After a while it got late, and Arbel put me up in a small guest room with a clean straw sack on the bed. I stripped, put on my nightshirt and lay down, wishing Omara would come through the door like she had at the palace. How I felt about her wasn’t anything like I’d felt about Varia or Melody, but I liked her a lot. She was a good person, and just then I was lonesome, in spite of being in the same house with two old friends, and another probably perched on the roof beside a chimney.

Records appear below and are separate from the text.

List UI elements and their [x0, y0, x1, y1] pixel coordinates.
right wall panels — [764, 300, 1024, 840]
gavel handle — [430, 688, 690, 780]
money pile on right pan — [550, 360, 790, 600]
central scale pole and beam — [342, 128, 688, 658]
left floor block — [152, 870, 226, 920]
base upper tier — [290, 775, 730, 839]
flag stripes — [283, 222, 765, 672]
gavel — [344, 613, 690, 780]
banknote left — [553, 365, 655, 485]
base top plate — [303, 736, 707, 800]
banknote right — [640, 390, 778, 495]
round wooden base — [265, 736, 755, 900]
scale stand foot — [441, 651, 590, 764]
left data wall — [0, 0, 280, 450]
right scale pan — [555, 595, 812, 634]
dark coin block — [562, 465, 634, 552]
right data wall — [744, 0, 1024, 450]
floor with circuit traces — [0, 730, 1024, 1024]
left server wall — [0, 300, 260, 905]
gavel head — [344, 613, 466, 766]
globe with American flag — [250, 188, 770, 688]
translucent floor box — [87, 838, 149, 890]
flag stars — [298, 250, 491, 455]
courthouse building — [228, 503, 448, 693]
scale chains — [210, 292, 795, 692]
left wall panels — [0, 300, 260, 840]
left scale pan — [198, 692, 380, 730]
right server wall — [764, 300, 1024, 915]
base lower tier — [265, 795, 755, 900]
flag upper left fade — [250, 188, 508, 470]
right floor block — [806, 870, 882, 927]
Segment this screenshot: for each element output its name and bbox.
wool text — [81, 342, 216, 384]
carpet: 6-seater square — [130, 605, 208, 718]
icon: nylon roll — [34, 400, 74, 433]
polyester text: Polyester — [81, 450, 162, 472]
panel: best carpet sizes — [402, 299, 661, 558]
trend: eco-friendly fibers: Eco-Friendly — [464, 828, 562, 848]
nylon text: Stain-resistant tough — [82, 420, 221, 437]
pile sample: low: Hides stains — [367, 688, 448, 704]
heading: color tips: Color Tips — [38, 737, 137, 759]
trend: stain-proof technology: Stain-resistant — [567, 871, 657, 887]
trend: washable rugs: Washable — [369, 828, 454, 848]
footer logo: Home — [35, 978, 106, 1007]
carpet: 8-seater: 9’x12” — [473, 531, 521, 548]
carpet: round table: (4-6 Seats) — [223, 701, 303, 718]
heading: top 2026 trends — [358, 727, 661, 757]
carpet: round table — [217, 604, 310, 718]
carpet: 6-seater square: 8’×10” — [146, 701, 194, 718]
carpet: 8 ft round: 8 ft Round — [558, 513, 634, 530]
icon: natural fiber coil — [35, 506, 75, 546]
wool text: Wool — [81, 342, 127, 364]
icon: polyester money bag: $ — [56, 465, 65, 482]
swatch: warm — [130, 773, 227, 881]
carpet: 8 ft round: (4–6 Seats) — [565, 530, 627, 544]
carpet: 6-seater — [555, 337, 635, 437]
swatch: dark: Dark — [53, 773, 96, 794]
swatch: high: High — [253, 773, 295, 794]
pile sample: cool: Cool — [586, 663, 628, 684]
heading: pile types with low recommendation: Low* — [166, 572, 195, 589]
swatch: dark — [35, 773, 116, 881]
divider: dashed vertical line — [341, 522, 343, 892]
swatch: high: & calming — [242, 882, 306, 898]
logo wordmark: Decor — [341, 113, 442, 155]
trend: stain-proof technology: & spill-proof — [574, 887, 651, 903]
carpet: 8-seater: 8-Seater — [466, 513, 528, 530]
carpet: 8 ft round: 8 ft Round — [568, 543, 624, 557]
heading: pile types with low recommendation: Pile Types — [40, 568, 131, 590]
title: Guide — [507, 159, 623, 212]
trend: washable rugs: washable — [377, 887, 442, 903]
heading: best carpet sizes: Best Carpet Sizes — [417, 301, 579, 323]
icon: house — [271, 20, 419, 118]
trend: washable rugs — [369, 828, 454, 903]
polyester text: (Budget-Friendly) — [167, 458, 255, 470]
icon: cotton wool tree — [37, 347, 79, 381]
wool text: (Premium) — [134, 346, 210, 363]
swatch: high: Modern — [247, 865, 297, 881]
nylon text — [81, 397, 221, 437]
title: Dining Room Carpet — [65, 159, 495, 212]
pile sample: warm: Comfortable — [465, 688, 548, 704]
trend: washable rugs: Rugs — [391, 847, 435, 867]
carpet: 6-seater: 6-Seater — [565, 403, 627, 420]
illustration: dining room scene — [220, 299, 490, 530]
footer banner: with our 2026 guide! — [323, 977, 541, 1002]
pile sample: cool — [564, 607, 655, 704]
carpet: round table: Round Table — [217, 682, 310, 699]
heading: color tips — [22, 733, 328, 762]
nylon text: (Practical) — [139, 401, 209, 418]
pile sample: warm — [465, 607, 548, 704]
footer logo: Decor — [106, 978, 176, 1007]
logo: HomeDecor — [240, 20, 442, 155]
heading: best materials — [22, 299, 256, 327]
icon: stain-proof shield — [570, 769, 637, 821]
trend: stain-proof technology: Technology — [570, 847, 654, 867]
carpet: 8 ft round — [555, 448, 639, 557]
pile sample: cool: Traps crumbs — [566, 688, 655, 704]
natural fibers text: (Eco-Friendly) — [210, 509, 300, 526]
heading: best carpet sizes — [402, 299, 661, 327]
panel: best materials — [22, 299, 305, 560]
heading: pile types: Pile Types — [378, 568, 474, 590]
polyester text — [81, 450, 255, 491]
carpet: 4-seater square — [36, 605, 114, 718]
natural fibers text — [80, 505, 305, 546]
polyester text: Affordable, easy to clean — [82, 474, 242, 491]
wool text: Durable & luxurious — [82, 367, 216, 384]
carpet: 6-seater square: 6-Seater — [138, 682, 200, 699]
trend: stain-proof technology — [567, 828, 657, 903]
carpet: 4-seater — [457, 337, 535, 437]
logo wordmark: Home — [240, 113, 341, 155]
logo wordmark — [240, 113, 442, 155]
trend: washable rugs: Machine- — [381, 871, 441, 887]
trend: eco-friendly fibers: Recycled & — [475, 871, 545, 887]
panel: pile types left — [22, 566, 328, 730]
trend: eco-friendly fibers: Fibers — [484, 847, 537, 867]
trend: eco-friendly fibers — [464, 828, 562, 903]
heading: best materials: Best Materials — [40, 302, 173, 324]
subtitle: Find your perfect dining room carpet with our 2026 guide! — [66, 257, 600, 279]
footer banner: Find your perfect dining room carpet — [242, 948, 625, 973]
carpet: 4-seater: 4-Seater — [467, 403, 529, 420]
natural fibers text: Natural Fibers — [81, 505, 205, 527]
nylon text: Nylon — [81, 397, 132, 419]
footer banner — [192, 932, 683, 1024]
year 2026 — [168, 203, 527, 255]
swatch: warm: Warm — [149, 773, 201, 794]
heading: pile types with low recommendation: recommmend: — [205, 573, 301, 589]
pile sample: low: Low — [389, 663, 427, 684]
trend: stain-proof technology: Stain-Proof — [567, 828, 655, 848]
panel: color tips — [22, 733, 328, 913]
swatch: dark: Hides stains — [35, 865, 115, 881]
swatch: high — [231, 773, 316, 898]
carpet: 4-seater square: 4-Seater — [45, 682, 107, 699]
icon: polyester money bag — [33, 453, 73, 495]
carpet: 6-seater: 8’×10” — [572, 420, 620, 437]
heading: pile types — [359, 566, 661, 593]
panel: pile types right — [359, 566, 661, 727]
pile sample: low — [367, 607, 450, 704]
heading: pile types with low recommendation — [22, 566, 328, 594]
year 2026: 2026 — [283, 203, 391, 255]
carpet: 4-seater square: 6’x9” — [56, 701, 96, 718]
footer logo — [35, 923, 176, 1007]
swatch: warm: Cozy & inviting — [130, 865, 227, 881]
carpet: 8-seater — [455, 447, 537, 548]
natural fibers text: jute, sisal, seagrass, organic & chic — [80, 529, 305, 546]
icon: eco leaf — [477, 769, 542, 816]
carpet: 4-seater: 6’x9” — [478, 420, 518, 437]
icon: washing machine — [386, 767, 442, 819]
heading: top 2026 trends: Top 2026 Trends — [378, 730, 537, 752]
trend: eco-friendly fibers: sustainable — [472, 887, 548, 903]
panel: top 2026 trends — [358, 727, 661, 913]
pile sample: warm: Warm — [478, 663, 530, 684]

I thought about Hauser, too. I could stay in Yuulith and be a bigshot if I wanted, in Tekalos or at the Cloister, and probably in Oz or other places. Or be Wollerda’s ambassador at Duinarog. But instead I was going back to Farside, to the farm. While Hauser could probably be a professor on Farside, but in Oz he was a slave. Couldn’t go back, even if they’d let him.

Then I got thinking about the dangers Arbel had mentioned in big powerful magicks, and told myself I better be careful with fireballs. Sarkia was supposed to have practiced magic for two hundred years and stayed young and healthy. And was only now declining; something I wouldn’t mention to Arbel. But from what I’d heard about Ferny Cove, from some Kormehri and from Sarkia herself, she hadn’t used magicks for weapons, only for protection—confusion spells, invisibility spells, spells to raise fogs and mists. And tracking magic. Things like that. Maybe magicks like those didn’t kick back on a person.

What with all the thoughts running through my head, I must have laid there an hour before I got to sleep.

The next day my lessons started. Like before, Arbel said I should do other stuff too, to keep grounded, and offered to get a slave girl sent in for me once a week, like he did for himself. I was tempted, but instead, for a few mornings, I saddled up Hog and rode around the countryside a couple hours. Then I took a notion to train with Isherhohm’s militia veterans on Six-Day afternoons, for the exercise and to keep my hand in. They’d nearly all of them been in the war, and I’d been the commander, but Isherhohm treated me like just another veteran.